L1Resources. Many URIs, each a noun (/orders/42) — but still one verb. Divide and conquer.
L2HTTP verbs. Methods carry meaning (GET/POST/PUT/DELETE) and status codes signal outcome. The pragmatic industry bar.
L3Hypermedia (HATEOAS). Responses carry links advertising valid next actions; clients aren’t hard-coded to URIs. The “Glory of REST” — and the rarest in practice.

HTTP method semantics

Safe = read-only intent. Idempotent = N identical calls ≡ one call’s effect on state. RFC 9110 · MDN.

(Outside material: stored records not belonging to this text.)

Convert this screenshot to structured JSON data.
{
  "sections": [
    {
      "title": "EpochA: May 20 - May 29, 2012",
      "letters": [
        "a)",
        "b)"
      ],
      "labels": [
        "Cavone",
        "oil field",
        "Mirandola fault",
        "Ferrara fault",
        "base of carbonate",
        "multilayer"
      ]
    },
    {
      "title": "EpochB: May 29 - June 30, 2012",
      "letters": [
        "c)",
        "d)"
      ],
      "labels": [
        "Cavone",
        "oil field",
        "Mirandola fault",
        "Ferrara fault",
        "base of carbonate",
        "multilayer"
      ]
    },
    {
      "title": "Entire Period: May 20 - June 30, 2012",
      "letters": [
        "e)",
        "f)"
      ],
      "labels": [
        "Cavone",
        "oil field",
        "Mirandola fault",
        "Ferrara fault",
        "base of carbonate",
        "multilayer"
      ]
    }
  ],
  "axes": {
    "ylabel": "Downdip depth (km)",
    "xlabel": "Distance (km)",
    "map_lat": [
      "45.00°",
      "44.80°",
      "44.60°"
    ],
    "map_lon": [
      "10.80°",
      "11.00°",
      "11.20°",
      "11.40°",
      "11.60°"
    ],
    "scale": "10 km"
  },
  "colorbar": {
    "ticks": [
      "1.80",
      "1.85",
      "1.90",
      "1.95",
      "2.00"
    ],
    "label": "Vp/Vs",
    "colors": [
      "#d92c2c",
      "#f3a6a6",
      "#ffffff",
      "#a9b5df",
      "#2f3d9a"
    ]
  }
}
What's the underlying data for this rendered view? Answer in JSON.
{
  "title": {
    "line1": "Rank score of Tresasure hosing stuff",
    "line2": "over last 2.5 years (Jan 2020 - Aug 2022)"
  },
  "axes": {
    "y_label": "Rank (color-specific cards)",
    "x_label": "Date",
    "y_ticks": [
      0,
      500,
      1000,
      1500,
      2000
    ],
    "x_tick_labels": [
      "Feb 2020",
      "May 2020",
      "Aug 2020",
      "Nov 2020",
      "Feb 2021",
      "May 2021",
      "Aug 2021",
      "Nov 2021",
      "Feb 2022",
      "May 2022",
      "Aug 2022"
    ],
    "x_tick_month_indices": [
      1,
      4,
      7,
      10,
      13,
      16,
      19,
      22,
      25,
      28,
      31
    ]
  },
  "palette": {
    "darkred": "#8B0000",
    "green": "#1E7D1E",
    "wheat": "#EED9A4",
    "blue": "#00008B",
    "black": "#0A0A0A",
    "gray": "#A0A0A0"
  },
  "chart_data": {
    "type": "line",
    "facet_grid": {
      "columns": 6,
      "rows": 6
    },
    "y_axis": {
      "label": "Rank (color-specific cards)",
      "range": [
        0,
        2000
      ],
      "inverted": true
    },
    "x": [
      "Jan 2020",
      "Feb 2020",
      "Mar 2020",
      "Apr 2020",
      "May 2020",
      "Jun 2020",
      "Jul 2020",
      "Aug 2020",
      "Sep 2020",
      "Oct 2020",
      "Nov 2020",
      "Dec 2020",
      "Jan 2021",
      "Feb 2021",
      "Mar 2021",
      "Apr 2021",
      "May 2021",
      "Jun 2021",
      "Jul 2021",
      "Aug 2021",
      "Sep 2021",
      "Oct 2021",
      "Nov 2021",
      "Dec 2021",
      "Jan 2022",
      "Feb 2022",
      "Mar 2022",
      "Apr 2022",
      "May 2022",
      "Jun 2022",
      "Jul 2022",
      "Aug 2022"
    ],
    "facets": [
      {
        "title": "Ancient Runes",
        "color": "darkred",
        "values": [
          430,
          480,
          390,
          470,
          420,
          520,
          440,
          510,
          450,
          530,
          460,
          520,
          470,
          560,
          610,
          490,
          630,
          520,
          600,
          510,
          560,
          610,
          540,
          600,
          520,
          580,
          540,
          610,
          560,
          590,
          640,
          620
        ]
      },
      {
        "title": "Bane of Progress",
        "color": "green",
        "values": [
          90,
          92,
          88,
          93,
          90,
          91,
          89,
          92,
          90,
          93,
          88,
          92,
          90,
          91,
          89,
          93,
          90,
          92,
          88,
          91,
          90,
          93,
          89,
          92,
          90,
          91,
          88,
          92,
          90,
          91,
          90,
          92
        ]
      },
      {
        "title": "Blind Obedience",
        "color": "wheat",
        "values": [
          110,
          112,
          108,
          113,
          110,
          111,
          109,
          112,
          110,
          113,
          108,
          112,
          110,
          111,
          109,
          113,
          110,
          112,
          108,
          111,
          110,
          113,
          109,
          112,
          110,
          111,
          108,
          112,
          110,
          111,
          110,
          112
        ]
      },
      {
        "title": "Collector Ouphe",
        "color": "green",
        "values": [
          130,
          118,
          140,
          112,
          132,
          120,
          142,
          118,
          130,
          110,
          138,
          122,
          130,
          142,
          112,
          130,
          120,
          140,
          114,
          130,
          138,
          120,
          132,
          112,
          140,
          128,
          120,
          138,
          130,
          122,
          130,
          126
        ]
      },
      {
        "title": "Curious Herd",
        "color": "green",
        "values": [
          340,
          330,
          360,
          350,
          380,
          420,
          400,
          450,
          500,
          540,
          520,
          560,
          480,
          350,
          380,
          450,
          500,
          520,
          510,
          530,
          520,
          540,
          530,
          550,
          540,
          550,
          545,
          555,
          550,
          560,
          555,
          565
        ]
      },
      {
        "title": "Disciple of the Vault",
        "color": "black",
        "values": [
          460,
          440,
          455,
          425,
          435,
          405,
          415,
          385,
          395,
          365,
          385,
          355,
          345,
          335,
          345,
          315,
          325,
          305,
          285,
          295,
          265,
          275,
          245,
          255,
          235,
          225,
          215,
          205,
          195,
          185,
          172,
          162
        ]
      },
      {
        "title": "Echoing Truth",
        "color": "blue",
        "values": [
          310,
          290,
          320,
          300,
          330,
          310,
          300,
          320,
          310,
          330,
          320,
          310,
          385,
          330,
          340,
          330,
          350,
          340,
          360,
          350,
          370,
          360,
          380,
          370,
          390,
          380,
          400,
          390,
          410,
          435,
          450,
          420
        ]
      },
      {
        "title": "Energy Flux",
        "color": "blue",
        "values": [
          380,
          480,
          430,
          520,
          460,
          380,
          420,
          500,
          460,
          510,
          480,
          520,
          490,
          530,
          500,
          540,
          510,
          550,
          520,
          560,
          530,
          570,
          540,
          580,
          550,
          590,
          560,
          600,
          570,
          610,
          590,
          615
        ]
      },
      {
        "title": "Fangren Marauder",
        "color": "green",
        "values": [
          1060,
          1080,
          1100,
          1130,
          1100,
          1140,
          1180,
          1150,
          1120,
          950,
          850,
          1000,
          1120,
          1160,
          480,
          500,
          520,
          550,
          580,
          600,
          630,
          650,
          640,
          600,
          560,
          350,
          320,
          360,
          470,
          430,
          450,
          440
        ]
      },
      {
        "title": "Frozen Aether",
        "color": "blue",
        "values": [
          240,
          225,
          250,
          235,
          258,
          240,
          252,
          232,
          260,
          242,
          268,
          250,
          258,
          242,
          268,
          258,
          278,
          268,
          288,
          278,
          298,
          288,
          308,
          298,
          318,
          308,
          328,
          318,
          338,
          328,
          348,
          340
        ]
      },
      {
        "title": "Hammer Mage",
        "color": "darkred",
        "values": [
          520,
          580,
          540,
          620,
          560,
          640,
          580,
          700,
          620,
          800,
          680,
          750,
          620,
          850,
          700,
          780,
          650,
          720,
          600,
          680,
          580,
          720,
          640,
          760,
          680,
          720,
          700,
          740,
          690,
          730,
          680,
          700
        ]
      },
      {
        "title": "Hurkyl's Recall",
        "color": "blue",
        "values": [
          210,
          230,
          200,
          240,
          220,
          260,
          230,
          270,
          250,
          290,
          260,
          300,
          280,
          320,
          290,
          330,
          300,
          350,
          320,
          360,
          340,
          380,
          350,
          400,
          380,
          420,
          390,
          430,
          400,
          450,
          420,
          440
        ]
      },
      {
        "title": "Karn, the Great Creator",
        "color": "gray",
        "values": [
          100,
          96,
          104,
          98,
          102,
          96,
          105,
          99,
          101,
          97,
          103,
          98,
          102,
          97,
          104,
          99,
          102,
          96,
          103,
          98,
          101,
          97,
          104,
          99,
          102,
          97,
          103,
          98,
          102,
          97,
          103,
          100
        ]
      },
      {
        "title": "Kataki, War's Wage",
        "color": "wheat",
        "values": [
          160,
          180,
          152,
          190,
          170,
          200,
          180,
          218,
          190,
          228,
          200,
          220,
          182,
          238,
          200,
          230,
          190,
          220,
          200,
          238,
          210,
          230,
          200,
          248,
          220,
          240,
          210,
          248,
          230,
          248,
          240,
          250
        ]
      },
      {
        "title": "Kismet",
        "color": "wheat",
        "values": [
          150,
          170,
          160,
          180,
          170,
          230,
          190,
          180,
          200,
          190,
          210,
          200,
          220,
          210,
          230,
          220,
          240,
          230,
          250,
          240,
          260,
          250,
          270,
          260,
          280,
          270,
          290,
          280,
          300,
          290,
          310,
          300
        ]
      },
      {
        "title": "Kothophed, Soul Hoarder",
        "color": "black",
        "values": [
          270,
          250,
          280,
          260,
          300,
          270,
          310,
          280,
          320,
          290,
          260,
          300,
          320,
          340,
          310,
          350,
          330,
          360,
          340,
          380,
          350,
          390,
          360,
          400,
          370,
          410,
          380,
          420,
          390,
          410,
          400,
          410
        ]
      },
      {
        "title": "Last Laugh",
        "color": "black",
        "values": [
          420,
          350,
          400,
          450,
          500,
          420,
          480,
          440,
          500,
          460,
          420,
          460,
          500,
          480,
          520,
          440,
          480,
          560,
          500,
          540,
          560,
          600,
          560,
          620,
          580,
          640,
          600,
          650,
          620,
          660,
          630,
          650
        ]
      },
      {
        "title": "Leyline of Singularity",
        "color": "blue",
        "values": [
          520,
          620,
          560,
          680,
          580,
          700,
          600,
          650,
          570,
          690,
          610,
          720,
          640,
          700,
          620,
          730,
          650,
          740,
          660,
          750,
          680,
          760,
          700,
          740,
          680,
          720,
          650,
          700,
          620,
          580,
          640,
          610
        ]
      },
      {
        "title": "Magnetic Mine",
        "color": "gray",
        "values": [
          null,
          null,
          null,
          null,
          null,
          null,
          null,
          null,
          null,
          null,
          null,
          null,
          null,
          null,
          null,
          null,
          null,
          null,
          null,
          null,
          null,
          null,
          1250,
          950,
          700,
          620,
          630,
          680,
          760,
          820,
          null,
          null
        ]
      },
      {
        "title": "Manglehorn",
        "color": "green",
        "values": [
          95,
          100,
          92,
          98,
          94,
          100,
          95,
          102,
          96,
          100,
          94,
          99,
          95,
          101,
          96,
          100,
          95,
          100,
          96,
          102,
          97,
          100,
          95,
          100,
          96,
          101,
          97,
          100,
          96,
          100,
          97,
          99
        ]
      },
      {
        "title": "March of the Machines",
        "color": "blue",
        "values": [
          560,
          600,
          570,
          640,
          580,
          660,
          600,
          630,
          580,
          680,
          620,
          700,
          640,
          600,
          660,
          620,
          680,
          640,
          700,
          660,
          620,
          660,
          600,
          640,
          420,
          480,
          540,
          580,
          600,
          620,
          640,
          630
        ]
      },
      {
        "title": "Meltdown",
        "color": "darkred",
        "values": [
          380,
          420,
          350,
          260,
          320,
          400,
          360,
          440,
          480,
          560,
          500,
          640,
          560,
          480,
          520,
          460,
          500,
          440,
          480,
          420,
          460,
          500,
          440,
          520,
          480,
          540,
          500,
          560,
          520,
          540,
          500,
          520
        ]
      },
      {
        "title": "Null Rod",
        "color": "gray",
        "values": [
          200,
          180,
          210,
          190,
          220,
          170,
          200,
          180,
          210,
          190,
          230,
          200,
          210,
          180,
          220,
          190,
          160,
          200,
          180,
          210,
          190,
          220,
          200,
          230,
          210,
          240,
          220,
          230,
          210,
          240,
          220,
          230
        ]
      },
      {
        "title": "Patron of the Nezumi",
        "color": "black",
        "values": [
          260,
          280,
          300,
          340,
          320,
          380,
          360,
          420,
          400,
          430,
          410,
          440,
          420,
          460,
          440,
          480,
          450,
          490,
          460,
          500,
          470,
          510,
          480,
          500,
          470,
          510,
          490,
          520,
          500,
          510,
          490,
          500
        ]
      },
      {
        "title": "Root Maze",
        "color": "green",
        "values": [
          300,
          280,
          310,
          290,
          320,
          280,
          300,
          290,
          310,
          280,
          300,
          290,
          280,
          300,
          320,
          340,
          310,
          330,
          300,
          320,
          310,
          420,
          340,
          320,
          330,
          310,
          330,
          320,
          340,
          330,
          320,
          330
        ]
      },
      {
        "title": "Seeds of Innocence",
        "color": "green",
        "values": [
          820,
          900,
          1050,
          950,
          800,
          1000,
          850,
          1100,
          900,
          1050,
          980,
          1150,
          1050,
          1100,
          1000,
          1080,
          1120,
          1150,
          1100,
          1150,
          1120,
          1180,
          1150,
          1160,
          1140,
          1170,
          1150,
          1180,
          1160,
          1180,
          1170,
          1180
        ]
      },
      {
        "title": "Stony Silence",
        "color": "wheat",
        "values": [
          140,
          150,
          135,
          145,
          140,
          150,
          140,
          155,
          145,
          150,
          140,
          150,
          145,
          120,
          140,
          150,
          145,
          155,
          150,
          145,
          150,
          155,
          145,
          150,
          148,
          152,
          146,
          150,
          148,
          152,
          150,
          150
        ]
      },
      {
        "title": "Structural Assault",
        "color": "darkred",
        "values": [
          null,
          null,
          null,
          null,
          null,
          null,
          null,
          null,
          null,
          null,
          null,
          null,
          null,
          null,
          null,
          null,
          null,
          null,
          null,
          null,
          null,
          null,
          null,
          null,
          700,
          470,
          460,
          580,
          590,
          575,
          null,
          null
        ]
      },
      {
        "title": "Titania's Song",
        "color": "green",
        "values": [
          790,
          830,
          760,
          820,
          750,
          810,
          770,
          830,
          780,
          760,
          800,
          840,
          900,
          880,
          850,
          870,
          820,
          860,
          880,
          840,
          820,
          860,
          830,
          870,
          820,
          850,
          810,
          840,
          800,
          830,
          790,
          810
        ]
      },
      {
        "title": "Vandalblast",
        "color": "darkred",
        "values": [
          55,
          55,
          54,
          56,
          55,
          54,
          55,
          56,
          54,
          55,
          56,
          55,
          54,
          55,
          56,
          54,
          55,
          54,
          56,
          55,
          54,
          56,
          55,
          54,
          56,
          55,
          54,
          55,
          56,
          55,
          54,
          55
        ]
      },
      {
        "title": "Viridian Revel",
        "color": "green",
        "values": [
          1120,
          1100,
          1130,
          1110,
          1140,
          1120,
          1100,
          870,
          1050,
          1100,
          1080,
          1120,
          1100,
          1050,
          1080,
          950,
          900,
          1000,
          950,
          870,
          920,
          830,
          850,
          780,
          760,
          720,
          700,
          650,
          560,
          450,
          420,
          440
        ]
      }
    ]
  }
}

MethodSafeIdempotentCacheableTypical use → success code
GETyesyesyesRead a resource → 200
HEADyesyesyesHeaders only → 200
OPTIONSyesyesnoCapabilities / CORS → 204
POSTnonorarelyCreate / process → 201 / 202
PUTnoyesnoReplace at known URI → 200 / 204
PATCHnonot reqdnoPartial update → 200 / 204
DELETEnoyesnoRemove → 204 / 200

Senior gotchas: PATCH is not guaranteed idempotent (depends on the patch document) — make it so when you can. POST isn’t idempotent, which is exactly why retries need an Idempotency-Key (Lesson 3). “Safe” means no intended state change — not “secure” and not “free of all side effects” (a GET may still log).

Status code families

RangeMeaningDon’t confuse
2xxSuccess. 200 ok · 201 created (+Location) · 202 accepted (async) · 204 no bodyReturning 200 with an error in the body — an anti-pattern.
3xxRedirect / not-modified. 301/308 moved · 304 use your cache304 is a feature (conditional GET), not an error.
4xxClient error. 400 · 401 unauthn · 403 unauthz · 404 · 409 conflict · 422 · 429 rate-limited401 = who are you; 403 = you can’t. Different.
5xxServer error. 500 · 502 · 503 unavailable · 504 timeoutNever use 5xx for a client’s bad input.